For small solar system objects (e.g., asteroids, comets, KBOs), the Standard Target Name field (case-insensitive) follows several naming conventions, which are listed below. For objects with multiple designations, it is recommended that users query all possible designations with wildcard characters using both the Target Name and Standard Target Name conditions.
- Named small bodies: <number> <name> (NOTE: Beginning in Cycle 2, the number is no longer included in the Standard Target Name for named asteroids.

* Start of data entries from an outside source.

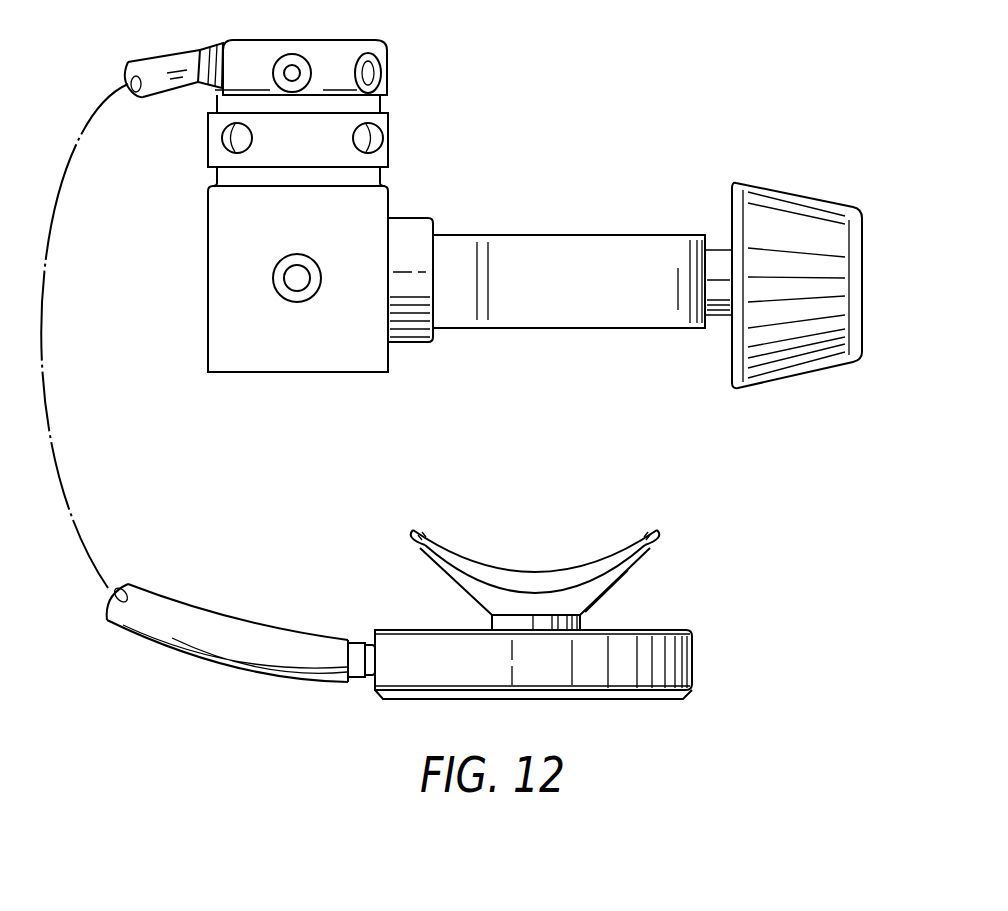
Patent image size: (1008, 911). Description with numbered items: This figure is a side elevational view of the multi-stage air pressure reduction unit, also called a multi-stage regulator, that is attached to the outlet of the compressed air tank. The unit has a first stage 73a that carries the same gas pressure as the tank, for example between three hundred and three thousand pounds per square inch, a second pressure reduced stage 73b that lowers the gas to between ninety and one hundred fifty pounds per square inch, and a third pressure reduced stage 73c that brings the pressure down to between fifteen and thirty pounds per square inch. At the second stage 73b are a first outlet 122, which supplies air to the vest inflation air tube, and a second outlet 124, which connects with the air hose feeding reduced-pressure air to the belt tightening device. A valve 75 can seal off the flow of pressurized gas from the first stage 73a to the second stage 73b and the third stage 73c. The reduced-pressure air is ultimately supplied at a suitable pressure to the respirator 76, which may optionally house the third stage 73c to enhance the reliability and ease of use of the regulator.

The first stage 73a is at (338, 343).
The second pressure reduced stage 73b is at (390, 128).
The third pressure reduced stage 73c is at (335, 48).
The first outlet 122 is at (232, 138).
The second outlet 124 is at (388, 155).
The valve 75 is at (783, 218).
The respirator 76 is at (695, 655).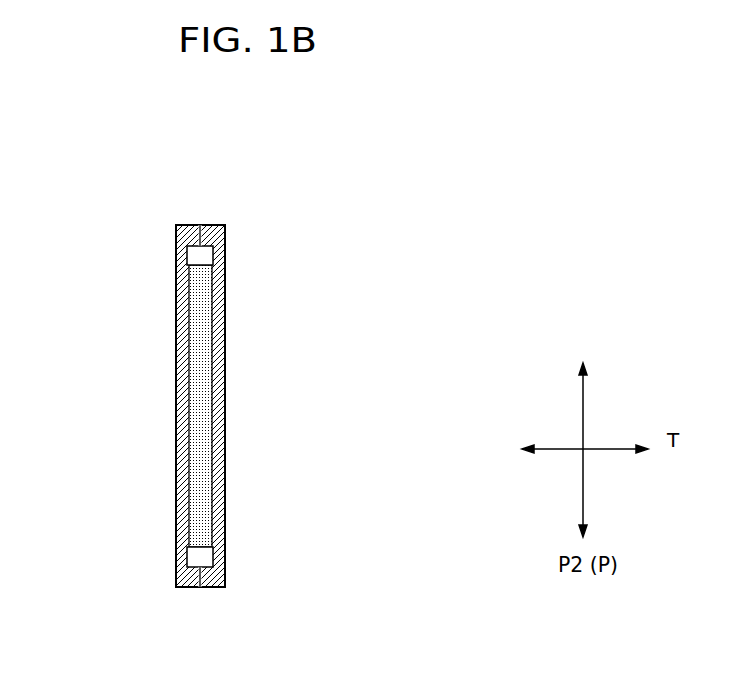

The use of wildcard characters is recommended (e.g., "*didymos*")
- Numbered small bodies: <number> (<provisional designation>) For provisional designations, a space is placed between the year and the first letter (e.g., "459865 (2013 XZ8)")
- Unnumbered small bodies: (<provisional designation>)
- Named comets: <comet name> (e.g., "Schwassman-Wachmann 1")
- Unnamed comets: <discoverer> (<provisional designation>) (e.g., "PANSTARRS (C/2014 OG392)")
Because of the limitations noted above, matching observations by Target Name alone may produce misleading results (false positives and false negatives), so it should not be the sole criterion for duplication checking. Entering coordinate pairs is the best approach to searching for matching fixed targets.
Targets with high proper motion
The fields containing the computed RA and Dec correspond to the celestial coordinates in ICRS (J2000) for fixed targets, or to the coordinates at the specified EPOCH if the proper motion is non-zero. But there are caveats to keep in mind:
- The computed coordinates for sources with significant proper motion will not (by construction) be the same as the ICRS coordinates of a resolved source name, nor of the coordinates of your future observation.
- The Region Shape field, which contains coordinate pairs that define the observation aperture, must be used with care. The region shapes correspond to the epoch of past observations, not the epoch of your future observation. Keep this in mind when deciding if there is spatial overlap.
- If you conduct a search with the MAST Portal to visualize the footprints (i.e., region shapes), be aware that the background survey, on which the footprints are superimposed, correspond roughly to the mean epoch of the sky survey: DSS (roughly 1990) and Pan-STARRS (roughly 2012.5).
Exposure duration
The JWST Duplicate Observations tools does not compute a total exposure duration. This is normally computed by the CAL pipeline, which knows the distinctions between, e.g., dithered vs. tiled images, dithered and nodded spectra, etc.